Il s’assit à sa droite ; puis, dépliant sa serviette :

― Diable ! on a sorti son beau linge !…

La nappe pendait très bas, raide et neuve. La belle ordonnance du couvert l’impressionna. L’argenterie lançait des étincelles. « Fichtre ! des coupes à champagne ! » Les cuivres de la suspension, repassés, flambaient neuf.

― En quel honneur ? Qui attend-on ?

― Tiens ! il voudrait tout savoir !… dit mystérieusement M. Honorat, qui commençait à servir le potage.

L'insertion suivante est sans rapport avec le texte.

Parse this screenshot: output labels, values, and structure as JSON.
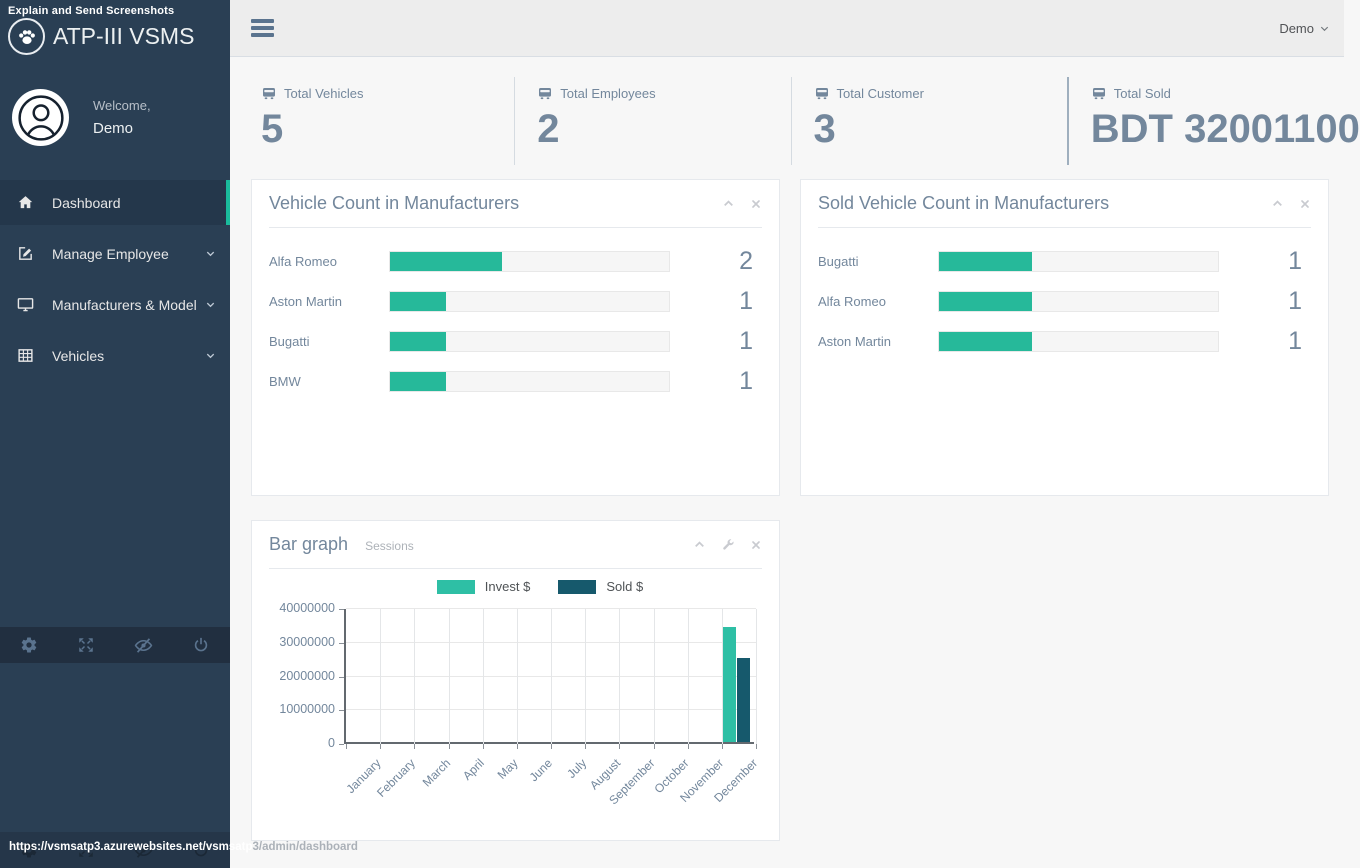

Il faisait vis-a-vis à sa femme, ayant à sa droite madame Camoin. Deux places restaient vides : celle réservée à Gustave, entre sa mère et sa tante, puis, entre les deux beaux-frères, celle du « problématique » docteur Silvy. Quand il eut rempli avec lenteur et componction trois assiettes à soupe, il fronça le sourcil. Ça le contrariait, lui, qu’il y eut des couverts inutiles ; et, prétendait-il, cela lui coupait l’appétit. Une vive discussion s’éleva même entre lui et sa femme, au sujet du couvert du docteur. Dans leur irritation, ils s’appelaient sèchement par leur prénom, au lieu de s’accorder ces continuels « Monsieur Honorat », « Madame Honorat », dont ils avaient plein la bouche, en leurs effusions de bonne entente conjugale. Cette mauvaise tête de Casimir, méticuleux et pointu, voulait à toute force que la domestique emportât le couvert. Mais Adélaïde tint bon, le prit de très haut, et finalement, repoussa ce malencontreux empiètement sur son empire domestique.